In January, Oshkosh demonstrated a military transport vehicle outfitted with an autonomous-control kit similar to the one that was put on its 16-ton TerraMax truck for the robot race. The military vehicle, known as the Palletized Load System or PLS, transported cargo in unmanned mode over a 7-mile desert course at the U.S. Army Tactical Wheeled Vehicle Component Technology Demonstrations in Yuma, Ariz., said Oshkosh spokeswoman Kirsten Skyba.

"It went very, very well," she told MSNBC.com. "Now we're really at a stage where, if the U.S. military is interested in getting this on some of their vehicles, we're ready to move forward with that."

Skyba said the cost of installing the autonomous-control kit is "about the price of armoring a truck" — that is, less than $100,000.

Carnegie Mellon: Rovers and robo-farmhands
At CMU, Whittaker's Red Team is morphing into a corporation called Red Team Enterprises. "One of the effects of the Grand Challenge was to shift some of the enterprise from research to development and applications, and so part of the next phase is commercial," Whittaker told MSNBC.com.

Image: Sandstorm
Joe Seamans / WGBH - PBS
The Red Team's Sandstorm vehicle, a converted Humvee, sported a sensor-equipped gimbal on top.

The potential applications range from mining operations to environmental mapping to planetary exploration, Whittaker said.

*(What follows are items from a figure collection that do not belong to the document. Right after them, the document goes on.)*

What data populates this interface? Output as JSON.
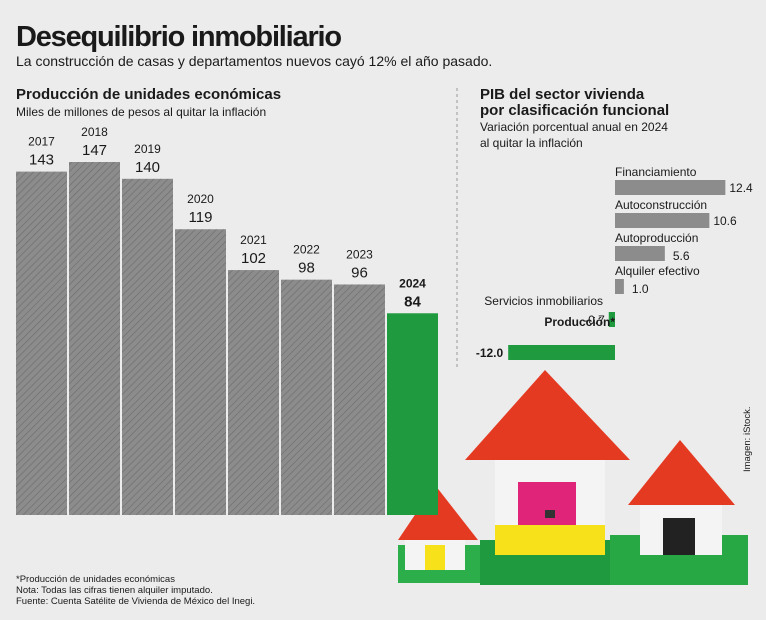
{
  "header": {
    "title": "Desequilibrio inmobiliario",
    "subtitle": "La construcción de casas y departamentos nuevos cayó 12% el año pasado."
  },
  "chart_data": [
    {
      "type": "bar",
      "title": "Producción de unidades económicas",
      "subtitle": "Miles de millones de pesos al quitar la inflación",
      "categories": [
        "2017",
        "2018",
        "2019",
        "2020",
        "2021",
        "2022",
        "2023",
        "2024"
      ],
      "values": [
        143,
        147,
        140,
        119,
        102,
        98,
        96,
        84
      ],
      "colors": [
        "#8c8c8c",
        "#8c8c8c",
        "#8c8c8c",
        "#8c8c8c",
        "#8c8c8c",
        "#8c8c8c",
        "#8c8c8c",
        "#1f9a3f"
      ]
    },
    {
      "type": "hbar",
      "title": [
        "PIB del sector vivienda",
        "por clasificación funcional"
      ],
      "subtitle": [
        "Variación porcentual anual en 2024",
        "al quitar la inflación"
      ],
      "categories": [
        "Financiamiento",
        "Autoconstrucción",
        "Autoproducción",
        "Alquiler efectivo",
        "Servicios inmobiliarios",
        "Producción*"
      ],
      "values": [
        12.4,
        10.6,
        5.6,
        1.0,
        -0.7,
        -12.0
      ],
      "value_labels": [
        "12.4",
        "10.6",
        "5.6",
        "1.0",
        "-0.7",
        "-12.0"
      ],
      "colors": [
        "#8c8c8c",
        "#8c8c8c",
        "#8c8c8c",
        "#8c8c8c",
        "#1f9a3f",
        "#1f9a3f"
      ]
    }
  ],
  "notes": [
    "*Producción de unidades económicas",
    "Nota: Todas las cifras tienen alquiler imputado.",
    "Fuente: Cuenta Satélite de Vivienda de México del Inegi."
  ],
  "credit": "Imagen: iStock."
}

To cite just one example, Whittaker's group is working with NASA's Glenn Research Center and Johnson Space Center on technologies that would be suited for the deep craters at the moon's south pole, where rovers would have to descend steep slopes and work autonomously during long communication blackouts. Such robots would have to "reason a great deal about the terrain and intricate movement on the slopes," Whittaker said.

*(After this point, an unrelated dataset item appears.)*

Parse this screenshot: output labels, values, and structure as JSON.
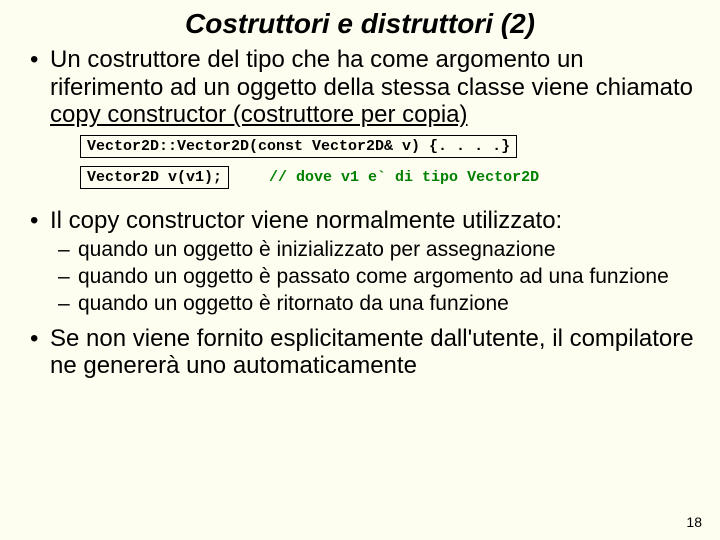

"Agriculture is another arena that we're taking on," he said. The potential applications range from assisted navigation for tractors and self-propelled harvesters to fence-monitoring robots and pasture-clipping machines.

Even though the Red Team didn't come away with DARPA's $2 million prize, Whittaker looked back at the Grand Challenge as a grand success.

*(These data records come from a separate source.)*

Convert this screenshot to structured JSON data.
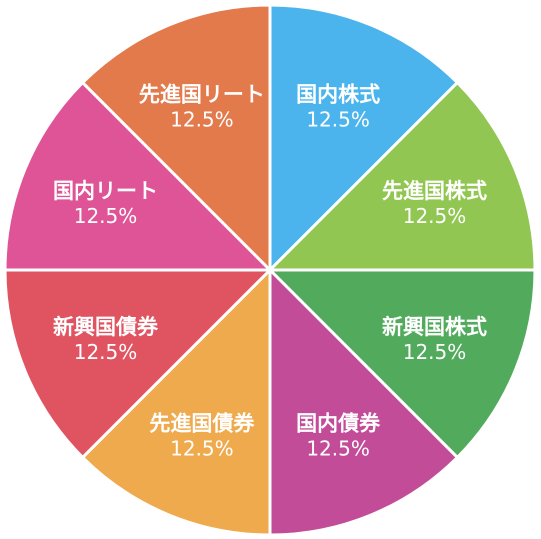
{
  "chart_data": {
    "type": "pie",
    "title": "",
    "unit": "%",
    "slices": [
      {
        "label": "国内株式",
        "value": 12.5,
        "value_label": "12.5%",
        "color": "#4cb4ec"
      },
      {
        "label": "先進国株式",
        "value": 12.5,
        "value_label": "12.5%",
        "color": "#92c652"
      },
      {
        "label": "新興国株式",
        "value": 12.5,
        "value_label": "12.5%",
        "color": "#52aa5c"
      },
      {
        "label": "国内債券",
        "value": 12.5,
        "value_label": "12.5%",
        "color": "#c24c98"
      },
      {
        "label": "先進国債券",
        "value": 12.5,
        "value_label": "12.5%",
        "color": "#eeaa4c"
      },
      {
        "label": "新興国債券",
        "value": 12.5,
        "value_label": "12.5%",
        "color": "#e05462"
      },
      {
        "label": "国内リート",
        "value": 12.5,
        "value_label": "12.5%",
        "color": "#de5496"
      },
      {
        "label": "先進国リート",
        "value": 12.5,
        "value_label": "12.5%",
        "color": "#e27a4c"
      }
    ]
  }
}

"For this team," he said, "it was always about the challenge of the technology, and the challenge of the course. ... In something like this, the only way to lose would be to not play. The Grand Challenge is just one of those things where there was no question that if it's robotics, and it's out there in the world, that's something that this team is going to be up for."

Correction for May 1: This report originally cited an incorrect timetable for the Pentagon's move toward autonomous vehicles.